The APA does not require the final rule to be identical to the proposed rule. Indeed, in issuing final rules, agencies are expected to consider and respond to comments on the proposed rule. When reviewing a final rule to determine if there was adequate notice and opportunity for comment, the courts will examine whether the connection between the NPRM and the final rule is sufficient for the final rule to be considered a “logical outgrowth” of the proposed rule. For example, courts consider a final rule to be a logical outgrowth if the NPRM expressly asks for comments on a particular issue or otherwise makes clear that the agency is considering a particular course of action.

Phased Implementation

The Commission has specifically requested comment from market participants and interested members of the public on the phase-in of the regulatory requirements that will be established in the final rules.

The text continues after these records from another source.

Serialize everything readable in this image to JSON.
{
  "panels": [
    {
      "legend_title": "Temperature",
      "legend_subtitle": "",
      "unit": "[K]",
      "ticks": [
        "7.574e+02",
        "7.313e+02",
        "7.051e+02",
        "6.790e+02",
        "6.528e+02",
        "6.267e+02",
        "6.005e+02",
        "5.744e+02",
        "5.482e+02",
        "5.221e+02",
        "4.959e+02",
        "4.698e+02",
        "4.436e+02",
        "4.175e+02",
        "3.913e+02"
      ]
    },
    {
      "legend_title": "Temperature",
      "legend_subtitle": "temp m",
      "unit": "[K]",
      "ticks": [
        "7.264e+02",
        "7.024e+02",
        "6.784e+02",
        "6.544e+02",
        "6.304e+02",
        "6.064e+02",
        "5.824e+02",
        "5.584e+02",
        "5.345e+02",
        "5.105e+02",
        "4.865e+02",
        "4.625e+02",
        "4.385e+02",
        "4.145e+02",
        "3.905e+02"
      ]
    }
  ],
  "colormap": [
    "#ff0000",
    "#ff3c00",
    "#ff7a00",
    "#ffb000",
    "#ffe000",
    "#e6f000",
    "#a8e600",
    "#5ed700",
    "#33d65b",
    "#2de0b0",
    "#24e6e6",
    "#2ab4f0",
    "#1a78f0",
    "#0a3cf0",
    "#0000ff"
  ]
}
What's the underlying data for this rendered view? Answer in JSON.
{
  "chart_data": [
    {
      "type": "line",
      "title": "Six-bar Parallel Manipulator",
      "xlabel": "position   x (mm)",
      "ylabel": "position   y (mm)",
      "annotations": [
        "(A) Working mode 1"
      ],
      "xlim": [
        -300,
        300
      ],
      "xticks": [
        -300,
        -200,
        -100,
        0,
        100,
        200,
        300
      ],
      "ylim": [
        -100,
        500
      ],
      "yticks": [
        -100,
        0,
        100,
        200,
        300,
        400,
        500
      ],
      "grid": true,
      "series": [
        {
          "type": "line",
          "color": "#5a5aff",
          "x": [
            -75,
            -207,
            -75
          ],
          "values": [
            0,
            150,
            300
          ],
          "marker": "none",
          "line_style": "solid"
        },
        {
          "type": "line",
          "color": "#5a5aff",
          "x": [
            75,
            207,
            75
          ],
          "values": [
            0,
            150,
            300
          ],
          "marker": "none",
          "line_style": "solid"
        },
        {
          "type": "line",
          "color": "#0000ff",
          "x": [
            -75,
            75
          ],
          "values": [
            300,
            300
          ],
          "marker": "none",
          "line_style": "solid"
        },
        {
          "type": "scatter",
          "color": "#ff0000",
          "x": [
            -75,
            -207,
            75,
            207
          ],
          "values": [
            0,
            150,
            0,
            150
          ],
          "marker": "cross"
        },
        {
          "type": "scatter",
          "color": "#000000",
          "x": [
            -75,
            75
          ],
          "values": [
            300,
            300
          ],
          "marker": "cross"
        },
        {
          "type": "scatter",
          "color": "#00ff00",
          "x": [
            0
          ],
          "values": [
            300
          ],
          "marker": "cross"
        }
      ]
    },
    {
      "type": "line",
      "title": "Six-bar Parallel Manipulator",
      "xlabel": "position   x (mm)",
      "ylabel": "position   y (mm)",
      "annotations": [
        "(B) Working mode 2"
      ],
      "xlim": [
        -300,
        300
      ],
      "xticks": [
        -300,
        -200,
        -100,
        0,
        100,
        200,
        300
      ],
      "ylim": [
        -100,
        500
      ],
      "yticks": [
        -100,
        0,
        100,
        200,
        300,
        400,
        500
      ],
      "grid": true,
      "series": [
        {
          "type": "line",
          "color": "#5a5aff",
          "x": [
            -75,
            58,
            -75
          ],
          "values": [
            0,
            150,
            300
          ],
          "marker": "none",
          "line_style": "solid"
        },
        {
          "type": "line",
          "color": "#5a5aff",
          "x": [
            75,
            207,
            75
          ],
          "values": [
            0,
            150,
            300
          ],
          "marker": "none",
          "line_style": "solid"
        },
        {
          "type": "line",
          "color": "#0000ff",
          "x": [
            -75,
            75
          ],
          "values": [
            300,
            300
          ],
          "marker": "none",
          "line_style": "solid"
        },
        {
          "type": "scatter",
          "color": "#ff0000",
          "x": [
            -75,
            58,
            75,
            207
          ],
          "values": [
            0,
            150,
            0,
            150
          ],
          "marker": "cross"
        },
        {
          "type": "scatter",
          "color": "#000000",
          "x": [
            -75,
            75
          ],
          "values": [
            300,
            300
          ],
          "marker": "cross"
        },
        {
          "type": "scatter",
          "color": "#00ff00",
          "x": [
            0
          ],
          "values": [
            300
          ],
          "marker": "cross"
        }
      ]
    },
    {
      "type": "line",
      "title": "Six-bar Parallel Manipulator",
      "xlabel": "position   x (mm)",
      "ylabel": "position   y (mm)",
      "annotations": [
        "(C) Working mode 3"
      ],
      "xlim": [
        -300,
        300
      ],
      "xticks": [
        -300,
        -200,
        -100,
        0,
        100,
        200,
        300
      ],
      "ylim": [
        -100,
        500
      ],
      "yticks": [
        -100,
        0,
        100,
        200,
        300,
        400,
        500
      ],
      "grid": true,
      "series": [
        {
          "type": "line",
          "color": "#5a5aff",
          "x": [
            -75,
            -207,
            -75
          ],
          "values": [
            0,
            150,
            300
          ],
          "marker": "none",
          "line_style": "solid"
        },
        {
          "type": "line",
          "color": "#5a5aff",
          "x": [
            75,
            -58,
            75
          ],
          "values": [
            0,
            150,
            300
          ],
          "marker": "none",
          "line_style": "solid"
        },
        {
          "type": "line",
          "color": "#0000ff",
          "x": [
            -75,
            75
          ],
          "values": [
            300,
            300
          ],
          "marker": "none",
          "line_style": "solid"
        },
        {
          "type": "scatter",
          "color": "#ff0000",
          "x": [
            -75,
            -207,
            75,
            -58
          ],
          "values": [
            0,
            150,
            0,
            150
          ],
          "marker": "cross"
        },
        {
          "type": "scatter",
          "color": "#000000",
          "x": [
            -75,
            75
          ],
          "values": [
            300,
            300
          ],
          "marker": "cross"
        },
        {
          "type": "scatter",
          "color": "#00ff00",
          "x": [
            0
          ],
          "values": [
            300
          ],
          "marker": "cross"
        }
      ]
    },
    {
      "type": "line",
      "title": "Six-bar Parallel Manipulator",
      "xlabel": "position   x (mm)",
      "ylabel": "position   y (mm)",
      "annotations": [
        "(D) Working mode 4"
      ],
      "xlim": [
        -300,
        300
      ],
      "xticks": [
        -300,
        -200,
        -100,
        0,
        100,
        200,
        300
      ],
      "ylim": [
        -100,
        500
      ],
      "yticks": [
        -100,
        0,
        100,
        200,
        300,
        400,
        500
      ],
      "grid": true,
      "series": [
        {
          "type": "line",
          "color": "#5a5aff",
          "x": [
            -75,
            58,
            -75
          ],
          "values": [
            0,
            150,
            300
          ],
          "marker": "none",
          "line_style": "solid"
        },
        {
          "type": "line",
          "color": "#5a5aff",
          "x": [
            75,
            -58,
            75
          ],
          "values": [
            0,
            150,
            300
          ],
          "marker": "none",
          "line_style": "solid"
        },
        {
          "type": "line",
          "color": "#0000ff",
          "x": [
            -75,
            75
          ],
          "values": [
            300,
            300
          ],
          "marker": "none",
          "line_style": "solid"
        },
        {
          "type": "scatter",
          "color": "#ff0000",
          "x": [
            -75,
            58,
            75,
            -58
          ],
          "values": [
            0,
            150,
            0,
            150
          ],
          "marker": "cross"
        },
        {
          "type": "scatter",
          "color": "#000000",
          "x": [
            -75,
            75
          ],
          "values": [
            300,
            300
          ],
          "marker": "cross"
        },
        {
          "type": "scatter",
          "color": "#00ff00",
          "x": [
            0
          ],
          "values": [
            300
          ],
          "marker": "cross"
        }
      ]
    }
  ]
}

The CFTC has certain flexibility to set implementation or effective dates of rules promulgated to implement the Act, consistent with the Act’s statutory deadlines and requirements. This flexibility allows the Commission to tailor the timing of the implementation of the rules to the ability of entities subject to the new Dodd-Frank regulations to develop the systems, processes, and capabilities to comply with the new requirements. Accordingly, the Commission is considering whether to phase implementation dates based upon a number of factors related to the ability to transition into compliance with the new requirements, including asset class, type of market participant, and whether the requirement would apply to market infrastructures or to specific transactions. The order in which the rules are finalized by the Commission therefore will not necessarily mean that the rules themselves will become effective in that same order, or that the implementation requirements will follow that same sequence.

For example, the Commission may require one asset class or one group of market participants to comply with certain regulatory requirements before other asset classes or other groups of market participants. Similarly, the Commission may require market infrastructure facilities to be in compliance with certain regulatory requirements prior to requiring market participants to use those facilities. Effective dates and implementation schedules for certain rules may be conditioned upon other rules being finalized, their effective dates and the associated implementation schedules. For instance, the effective dates of some final rules may come only after the CFTC and SEC jointly finalize certain definitions rules.

The Commission is examining issues related to the phasing in of regulatory requirements with respect to the entire set of rules that are being proposed, the regulatory requirements that would thereby be established and the degree of flexibility allowed by the applicable law. The Commission is seeking comments from market participants and regulators, both in the U.S. and abroad, regarding the phasing of implementation of these requirements.

The Subcommittee has also asked about the potential circumstance in which various provisions of the Dodd-Frank Act may become effective prior to the promulgation of implementing regulations. The staff is evaluating these potential circumstances and developing for consideration alternatives within the Commission’s authorities in order to ensure that transactions will not be disrupted solely as a result of such transition to the new regulatory regime.

Conclusion

The Commission has established a rulemaking process to implement the Dodd-Frank Act in compliance with the Act’s requirements and Congressional intent. The rulemakings are being conducted in an open and transparent manner. The Commission seeks, encourages, and considers public comments. The Commission also will continue to consult and coordinate with other federal regulators and our international counterparts prior to issuing final rules.

Thank you, and I’d be happy to answer questions.